4. Беседы. Сюда относятся беседы с Никодимом, с самарянкой, с иудеями. Это живое общение, диалог, имеющий вопросно-ответную форму.

5. Речи (монологи). Например, поучение о Страшном суде. Есть ряд речей Господа, не имеющих одной общей темы (Мф.21–25; Ин.4:31–38; 5:19–47; 13:13 и сл., 14–17). Как правило, это либо пророческие речи, либо обличения. Это не последовательное раскрытие темы по заранее обдуманному плану, а скорее ряд мыслей и изречений, каждое из которых может рассматриваться самостоятельно. Мы видим, что проповедничество Иисуса Христа по своей форме примыкало к ветхозаветной пророческой традиции, развивало и обогащало эту традицию. В Его публичных речах мы не видим следов заимствования античного ораторского искусства. Внешне слово Христа всегда выглядело как простое и безыскусное. Но всегда оно было наполнено особой внутренней силой.

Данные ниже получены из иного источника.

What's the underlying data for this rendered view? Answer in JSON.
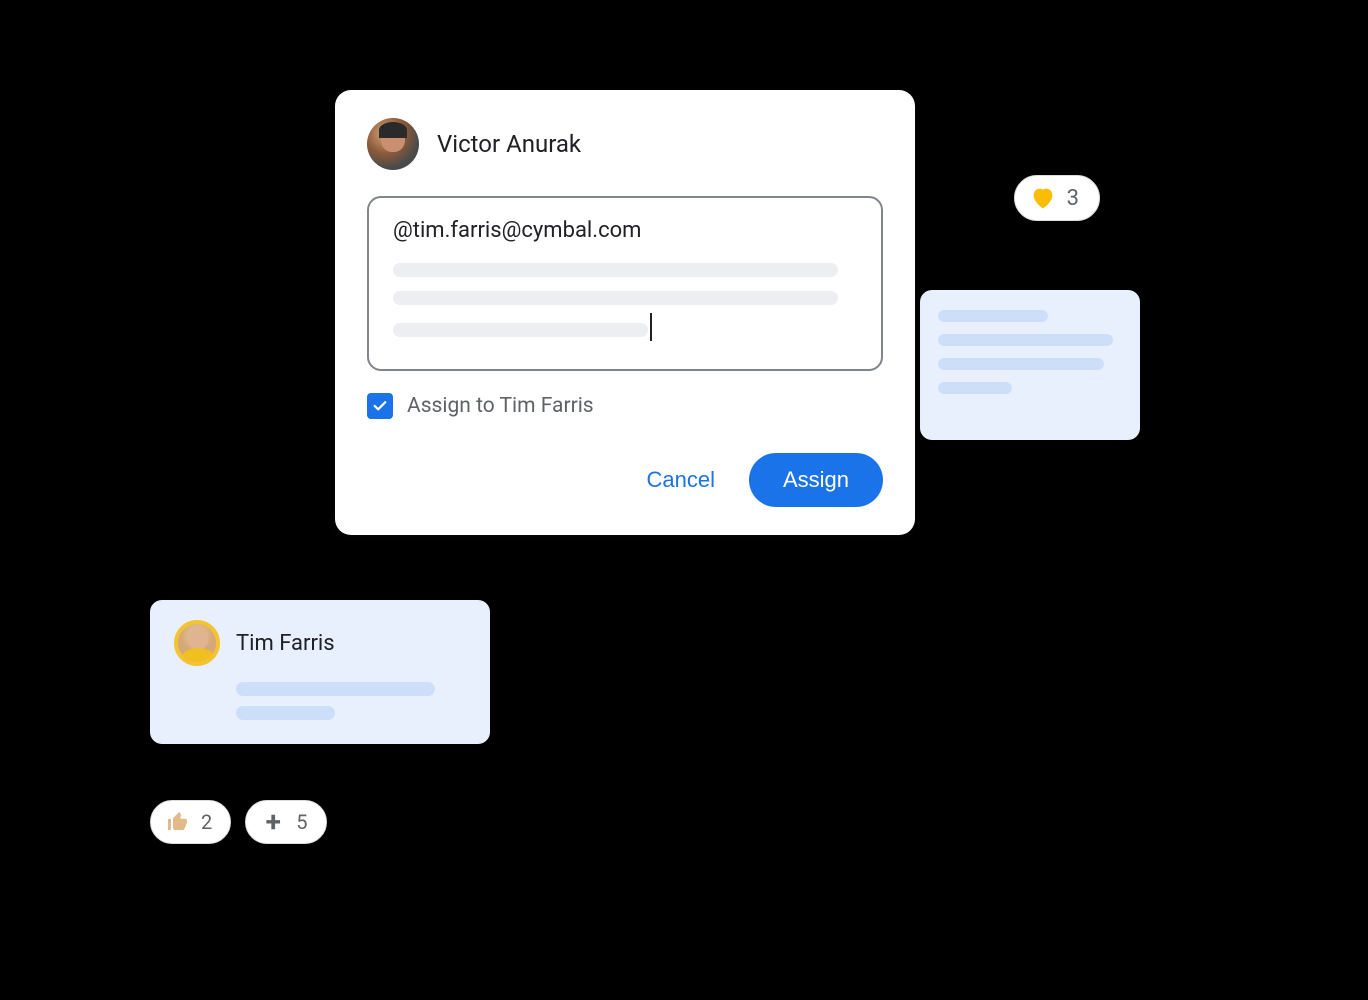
{
  "dialog": {
    "author_name": "Victor Anurak",
    "mention_text": "@tim.farris@cymbal.com",
    "assign_checked": true,
    "assign_label": "Assign to Tim Farris",
    "cancel_label": "Cancel",
    "assign_button_label": "Assign"
  },
  "user_card": {
    "name": "Tim Farris"
  },
  "reactions": {
    "heart": {
      "icon": "heart-icon",
      "count": "3"
    },
    "thumbs_up": {
      "icon": "thumbs-up-icon",
      "count": "2"
    },
    "plus": {
      "icon": "plus-icon",
      "count": "5"
    }
  }
}
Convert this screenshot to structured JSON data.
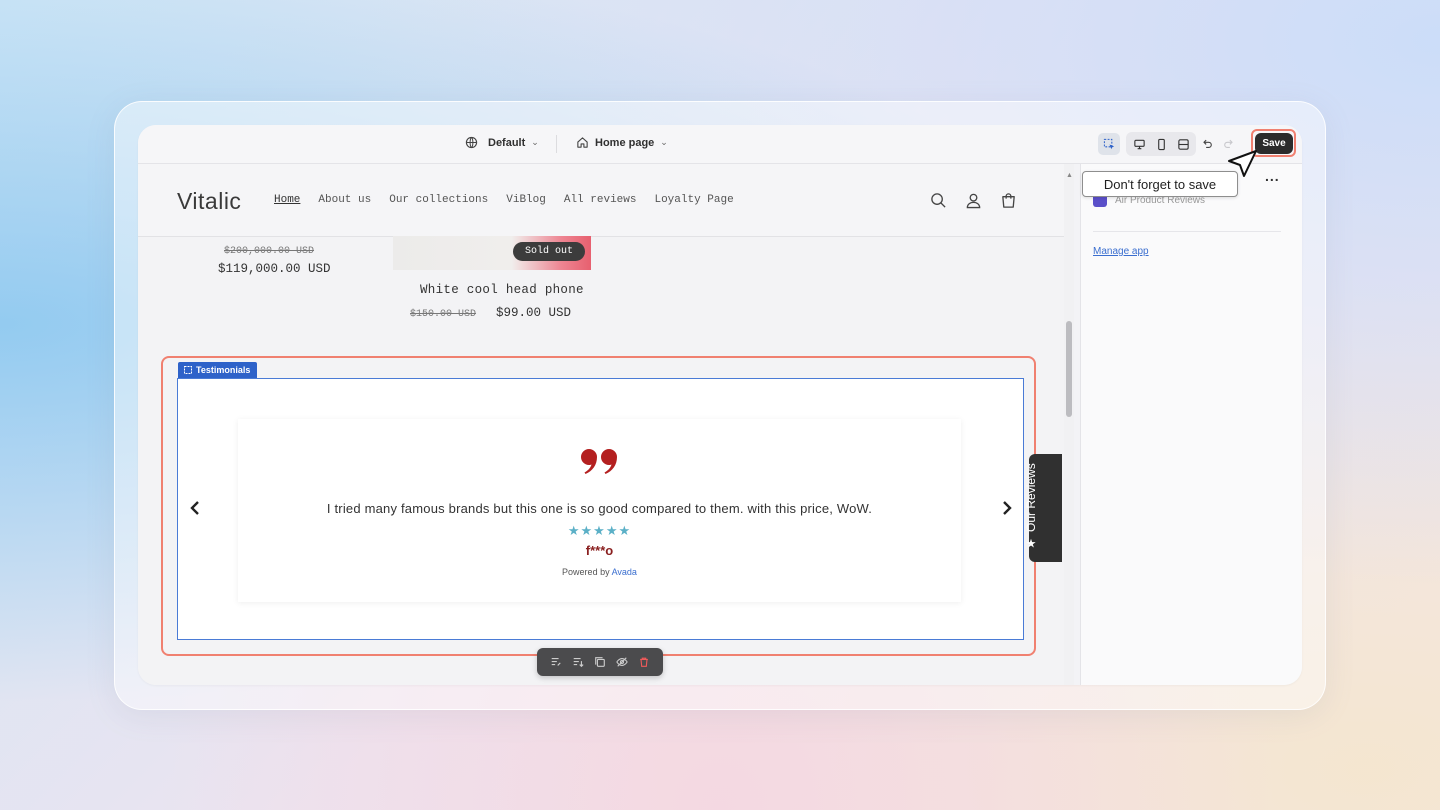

1.2.2. Церковная проповедь в апостольский век и в ранней Церкви (I–II вв.)

Апостольская проповедь была органичным продолжением проповеднического служения Христа Спасителя.

В Книге Деяний мы встречаем запись семи бесед апостола Петра (Деян.1:15–22; 2:14–36; 3:12–26; 5:29–32; 10:34–44; 11:4–18; 15:7–11) и шести бесед апостола Павла (13:16–41; 14:15–18; 17:22–32; 20:17–36; 22:1–22; 26:2–23). Большинство из этих бесед имеют миссионерский характер, они обращены не к членам Церкви, а к внешним. Что касается бесед внутрицерковных, то их всего несколько: речь Петра к апостолам перед избранием Матфея на место Иуды, речь Петра на Апостольском соборе и речь Павла к ефесским пресвитерам. Как мы видим, среди записанных в Деяниях апостольских бесед нет ни одной фиксации собственно богослужебной проповеди.

У апостола Павла можно встретить ряд важных наставлений о проповеди. Содержанием проповеди должно быть свидетельство о явившемся во плоти Мессии. В Первом Послании к Тимофею Павел пишет: Бог явился во плоти, оправдал Себя в Духе, показал Себя ангелам, проповедан в народах, принят верою в мире, вознесся во славе... Внушая сие братиям, будешь добрый служитель Иисуса Христа (1Тим.3:15; 4:6). Но задача проповедника заключается не только в том, чтобы излагать учение. Он также должен побуждать слушателей менять свою жизнь.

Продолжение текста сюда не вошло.